The AIHW Disease Expenditure Database

The main source of information for this web report is the AIHW’s Disease Expenditure Database. It provides a broad picture of the use of health system resources classified by disease groups and conditions, and is a reference point for planners and researchers interested in costs and use patterns for particular diseases.

Generally, the methods used for estimating disease expenditure is a mixture of ‘top-down’ and ‘bottom-up’ approaches, where total expenditure across the health system is estimated and then allocated to the relevant conditions based on the available service use data. An advantage of this approach is that it yields consistency, good coverage and totals that add up to known expenditure but it is not as comprehensive for any specific disease as a detailed ‘bottom-up’ analysis, which would include the actual costs incurred for that disease.

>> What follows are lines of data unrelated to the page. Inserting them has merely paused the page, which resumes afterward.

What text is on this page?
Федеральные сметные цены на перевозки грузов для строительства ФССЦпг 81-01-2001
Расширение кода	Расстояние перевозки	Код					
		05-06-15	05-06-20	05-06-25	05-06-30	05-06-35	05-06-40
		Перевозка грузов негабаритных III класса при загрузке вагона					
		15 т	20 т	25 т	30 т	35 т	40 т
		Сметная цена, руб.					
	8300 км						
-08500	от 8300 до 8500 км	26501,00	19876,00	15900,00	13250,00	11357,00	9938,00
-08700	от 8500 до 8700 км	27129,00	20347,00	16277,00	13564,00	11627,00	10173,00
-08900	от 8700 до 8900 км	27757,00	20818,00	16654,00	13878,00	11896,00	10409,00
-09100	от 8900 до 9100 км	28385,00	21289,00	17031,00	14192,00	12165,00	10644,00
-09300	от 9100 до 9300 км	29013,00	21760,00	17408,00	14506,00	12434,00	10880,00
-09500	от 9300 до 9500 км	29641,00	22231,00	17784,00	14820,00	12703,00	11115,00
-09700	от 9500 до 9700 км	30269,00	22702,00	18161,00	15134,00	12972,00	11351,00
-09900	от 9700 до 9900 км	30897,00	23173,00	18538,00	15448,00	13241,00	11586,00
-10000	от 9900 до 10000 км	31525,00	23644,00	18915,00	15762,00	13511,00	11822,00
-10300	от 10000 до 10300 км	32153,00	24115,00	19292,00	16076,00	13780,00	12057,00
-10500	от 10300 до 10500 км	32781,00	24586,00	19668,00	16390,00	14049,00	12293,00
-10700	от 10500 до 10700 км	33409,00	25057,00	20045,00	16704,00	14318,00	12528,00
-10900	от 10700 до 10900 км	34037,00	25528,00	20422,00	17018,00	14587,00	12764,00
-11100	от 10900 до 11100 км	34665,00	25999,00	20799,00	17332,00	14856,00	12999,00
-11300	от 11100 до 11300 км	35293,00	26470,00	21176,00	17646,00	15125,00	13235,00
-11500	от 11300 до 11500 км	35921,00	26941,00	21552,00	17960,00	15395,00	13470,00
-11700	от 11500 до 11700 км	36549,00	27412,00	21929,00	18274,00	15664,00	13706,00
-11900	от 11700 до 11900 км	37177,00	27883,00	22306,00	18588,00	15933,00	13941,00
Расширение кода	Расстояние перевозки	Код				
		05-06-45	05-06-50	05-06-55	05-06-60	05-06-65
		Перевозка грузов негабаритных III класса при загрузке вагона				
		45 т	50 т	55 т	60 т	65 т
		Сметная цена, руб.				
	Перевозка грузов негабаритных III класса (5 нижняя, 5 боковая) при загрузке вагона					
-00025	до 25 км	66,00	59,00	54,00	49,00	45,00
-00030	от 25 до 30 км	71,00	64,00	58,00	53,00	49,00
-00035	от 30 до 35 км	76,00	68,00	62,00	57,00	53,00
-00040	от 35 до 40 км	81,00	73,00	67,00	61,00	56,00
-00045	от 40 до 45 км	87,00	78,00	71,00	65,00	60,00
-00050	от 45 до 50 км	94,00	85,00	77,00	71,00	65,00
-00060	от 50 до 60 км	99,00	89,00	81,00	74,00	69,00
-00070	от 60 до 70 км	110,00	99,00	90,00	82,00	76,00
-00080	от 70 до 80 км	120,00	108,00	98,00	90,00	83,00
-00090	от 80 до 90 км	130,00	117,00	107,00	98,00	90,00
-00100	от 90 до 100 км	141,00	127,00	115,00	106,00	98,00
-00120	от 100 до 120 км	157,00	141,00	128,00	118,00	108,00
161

In most cases, however, a lack of amenable data sources means that a more granular ‘bottom-up’ analysis is not possible.

Estimates in the Disease Expenditure Database have been derived by combining information from the:

  • National Hospital Morbidity Database (NHMD),
  • National Public Hospitals Establishments Database (NPHED),
  • National Non-admitted Patient Emergency Department Care Database (NNAPEDC),
  • National Non-admitted Patient Databases (aggregate, NAPAGG, and unit record, NAPUR),
  • National Hospital Costs Data Collection (NHCDC),
  • Private Hospital Data Bureau (PHDB) collection,
  • Bettering the Evaluation and Care of Health (BEACH) survey,
  • Health Expenditure Database.

The Disease Expenditure Database contains estimates of expenditure by Australian Burden of Disease Study condition, age group, and sex for admitted patient, emergency department, and outpatient hospital services, out-of-hospital medical services, and prescription pharmaceuticals. It is not technically appropriate or feasible to allocate all expenditure on health goods and services by disease. For example, neither administration expenditure nor capital expenditure can be meaningfully attributed to any particular condition due to their nature.

Funding for these health-care sectors comes from both government and non-government sources (including private health insurance and individuals).

The AIHW is continually seeking to improve the methods used to produce these estimates. As a consequence, disease expenditure estimates are subject to revision and the most recently published results are not directly comparable with previously published data.

A detailed methods report, Disease Expenditure 2015–16 Study: Overview of analysis and methodology, is available to download. It provides further information regarding analytical and estimation methods, and aspects of the quality of the data being reported by the AIHW and is included to help readers understand the limitations of the data and make informed judgements about their use.